А Эвр слушала внимательно, подмечала детали – это всё кирпичики для её будущей сцены, а может быть и хворост для костра, как знать. Майкрофт даже изобразил печаль, но всё-таки не очень правдоподобно; ему стоило чаще бывать в театре, нужно было об этом кому-нибудь намекнуть. Джон… Милый славный доктор Уотсон – каких же людей для себя всегда находил Шерлок, притягивал совершенно невинных и портил им жизнь, а виноватой оказывалась она. Что же, Эвр видела в добром докторе многое, но видела серьёзный изъян, несколько изъянов – одержимость, граничащая с влюбленностью тринадцатилетней девочки в рок-звезду, мягкость и нужду говорить. Он должен был быть частым гостем у психоаналитиков, стоило запомнить, как и то, что… Хотя нет, ей было любопытно взглянуть на это своими глазами и поверить – добрый доктор ведь, в первую очередь, солдат? Сможет ли этот солдат пожертвовать одной жизнью ради другой? Любопытный парадокс, заставляющий выбирать, кто ты есть на самом деле – доктор, спасающий любую жизнь, или же солдат, который выполняет приказ.
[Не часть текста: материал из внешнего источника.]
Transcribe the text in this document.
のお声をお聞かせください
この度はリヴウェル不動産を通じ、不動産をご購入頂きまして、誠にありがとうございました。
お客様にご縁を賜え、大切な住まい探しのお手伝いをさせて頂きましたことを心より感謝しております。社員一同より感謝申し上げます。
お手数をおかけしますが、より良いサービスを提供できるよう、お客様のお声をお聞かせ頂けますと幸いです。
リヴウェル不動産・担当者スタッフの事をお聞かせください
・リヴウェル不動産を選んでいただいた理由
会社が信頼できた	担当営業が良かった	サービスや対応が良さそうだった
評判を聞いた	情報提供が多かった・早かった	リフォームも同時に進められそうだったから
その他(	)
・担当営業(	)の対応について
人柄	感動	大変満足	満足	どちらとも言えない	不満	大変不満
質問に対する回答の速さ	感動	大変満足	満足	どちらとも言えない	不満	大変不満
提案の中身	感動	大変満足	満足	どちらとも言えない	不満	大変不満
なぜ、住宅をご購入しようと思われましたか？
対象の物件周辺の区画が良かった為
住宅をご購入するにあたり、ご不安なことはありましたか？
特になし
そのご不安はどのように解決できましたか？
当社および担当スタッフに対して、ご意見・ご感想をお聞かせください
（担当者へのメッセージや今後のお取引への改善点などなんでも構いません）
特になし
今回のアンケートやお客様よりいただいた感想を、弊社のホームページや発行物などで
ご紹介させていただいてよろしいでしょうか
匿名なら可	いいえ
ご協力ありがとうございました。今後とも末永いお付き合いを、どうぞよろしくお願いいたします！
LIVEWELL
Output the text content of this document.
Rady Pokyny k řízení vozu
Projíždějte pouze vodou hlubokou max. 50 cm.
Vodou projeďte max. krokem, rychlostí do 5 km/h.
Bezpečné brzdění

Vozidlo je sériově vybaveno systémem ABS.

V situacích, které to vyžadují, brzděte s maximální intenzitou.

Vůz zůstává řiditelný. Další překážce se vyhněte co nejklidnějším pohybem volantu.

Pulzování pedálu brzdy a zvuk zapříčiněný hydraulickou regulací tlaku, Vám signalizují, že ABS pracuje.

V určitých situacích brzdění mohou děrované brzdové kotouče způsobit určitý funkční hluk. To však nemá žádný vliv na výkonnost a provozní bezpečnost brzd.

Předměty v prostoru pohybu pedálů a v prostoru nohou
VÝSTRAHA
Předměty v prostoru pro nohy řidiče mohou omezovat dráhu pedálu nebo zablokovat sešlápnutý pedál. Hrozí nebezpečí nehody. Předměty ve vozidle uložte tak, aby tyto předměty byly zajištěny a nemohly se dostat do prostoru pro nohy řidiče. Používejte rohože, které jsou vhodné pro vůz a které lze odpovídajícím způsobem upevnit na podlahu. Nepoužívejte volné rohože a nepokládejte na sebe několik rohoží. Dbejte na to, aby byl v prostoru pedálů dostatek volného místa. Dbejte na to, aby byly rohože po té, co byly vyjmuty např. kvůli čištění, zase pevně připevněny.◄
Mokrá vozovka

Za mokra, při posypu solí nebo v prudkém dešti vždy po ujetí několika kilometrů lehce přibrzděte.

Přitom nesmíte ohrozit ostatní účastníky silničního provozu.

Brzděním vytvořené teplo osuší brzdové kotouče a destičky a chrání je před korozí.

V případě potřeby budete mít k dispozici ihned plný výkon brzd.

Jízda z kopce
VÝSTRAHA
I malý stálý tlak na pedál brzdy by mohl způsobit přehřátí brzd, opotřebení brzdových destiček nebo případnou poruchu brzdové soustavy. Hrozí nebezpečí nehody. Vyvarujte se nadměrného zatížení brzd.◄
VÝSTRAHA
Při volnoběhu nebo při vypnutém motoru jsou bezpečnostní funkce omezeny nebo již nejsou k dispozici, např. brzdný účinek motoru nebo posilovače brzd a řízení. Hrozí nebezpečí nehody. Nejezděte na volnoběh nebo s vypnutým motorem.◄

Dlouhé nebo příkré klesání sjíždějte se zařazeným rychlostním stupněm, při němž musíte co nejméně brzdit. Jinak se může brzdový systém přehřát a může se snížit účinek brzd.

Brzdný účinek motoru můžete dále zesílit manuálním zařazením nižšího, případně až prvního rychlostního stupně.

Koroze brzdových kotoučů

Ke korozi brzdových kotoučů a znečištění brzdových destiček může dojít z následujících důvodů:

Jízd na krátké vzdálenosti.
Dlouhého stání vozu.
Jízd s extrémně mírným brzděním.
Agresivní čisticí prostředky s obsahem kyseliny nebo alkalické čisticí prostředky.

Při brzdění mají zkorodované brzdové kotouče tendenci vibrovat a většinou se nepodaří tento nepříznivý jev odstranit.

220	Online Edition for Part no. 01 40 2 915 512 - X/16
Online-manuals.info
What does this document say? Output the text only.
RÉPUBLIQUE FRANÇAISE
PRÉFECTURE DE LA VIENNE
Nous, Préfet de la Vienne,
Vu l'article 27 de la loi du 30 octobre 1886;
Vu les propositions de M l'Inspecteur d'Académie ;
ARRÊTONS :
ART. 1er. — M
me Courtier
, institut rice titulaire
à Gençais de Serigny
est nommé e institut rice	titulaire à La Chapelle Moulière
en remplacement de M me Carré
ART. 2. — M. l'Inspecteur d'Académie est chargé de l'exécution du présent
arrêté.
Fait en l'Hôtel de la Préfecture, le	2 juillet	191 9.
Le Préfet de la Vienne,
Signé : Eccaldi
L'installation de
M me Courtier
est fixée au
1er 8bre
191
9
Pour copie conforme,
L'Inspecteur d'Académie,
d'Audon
Она не откажет себе в удовольствии, но потом, не сейчас.
Когда стая (стадо?) плакальщиц, бесполых и безликих в глазах Эвр, исчезла, вечеринку можно было считать закончившейся. Или начавшейся? Она лениво, взглядом сытого хищника, осмотрела Мориарти, чувствуя, что воздух начинает аж вибрировать от его желания сделать что-то претенциозное, вздохнула – Джим был милым зайчиком, но недостаточно мертвым, а рядом была свежая могила. Эвр убрала руки в карманы и наклонила голову, слушая совсем уж детскую сказочку про доверие. Это, пожалуй, было даже пошло и непристойно, потому что они не на той стороне, чтобы читать драматичные монологи о верности и вечной любви, не тот жанр. Джим фальшивил, Эвр резало уши и она с трудом сдерживалась, чтобы не поморщиться, как морщатся от фальшивой ноты, слишком сильно выбивающейся из общей ткани концерта – кто не обещает верности, тот не предаст, кто не требует доверия, тот не предаст. А если предаст, то будет поразительно чист и светел, даже если вымазался в грязи – обещания были слишком обоюдоострой валютой.
Черный цвет как-то начинал давить, не хватало привычной идеальности белого, напоминавшего о том, что Мориарти – делец, а она – абсолют.
– Какие извращенные желания, Джим, – Джим, вероятно, был королём шантажа и думал о том, как выгодно можно было бы продать свой козырь; Эвр тягуче оттянула плечи назад, не вынимая руки из карманов и вдыхая прохладный ветер, почти не пахнущий здесь горькой солью. Эвр не стала бы играть в игры, в которые играл Шерлок, как и играть его игрушками – она не донашивала за братьями, не собиралась и сейчас. – Ты видишь куда меньше своих слабостей, чем у тебя есть, – задумает сдать её, сядет в соседней камере. Она улыбнулась, прикрывая глаза и оборачиваясь к Мориарти, делая шаг вплотную, как тогда у стекла. Только стекла теперь нет, она втягивала носом его дыхание. И страсти тоже не было, или была, но совсем другая. – Моя – пятимерное пространство и комплексное сопряжение, – на удивление честно и показательно. Её главная слабость не Шерлок, не семья, не отсутствие чувств в понятном и привычном виде, её проблема – неумение сказать без загадки, без извращенной игры разума, без которой она начинала выжирать саму себя изнутри, голодая и изнывая. Самолёт, который никогда не приземлится, был всего лишь сопряжением и ещё одной хорошей загадкой, порожденной детской песенкой и слишком пытливым умом, требующим проверить всё самой, не доверять уже ранее открытому, если не получит доказательств. – Нравится?
На ушко, чтобы подумал о том, чем же она на самом деле занималась все эти дни в Лондоне. И если Джим думал, что выпустил демона и может его контролировать, правильно называя по имени, то… лучше не знать, что об этом думал демон.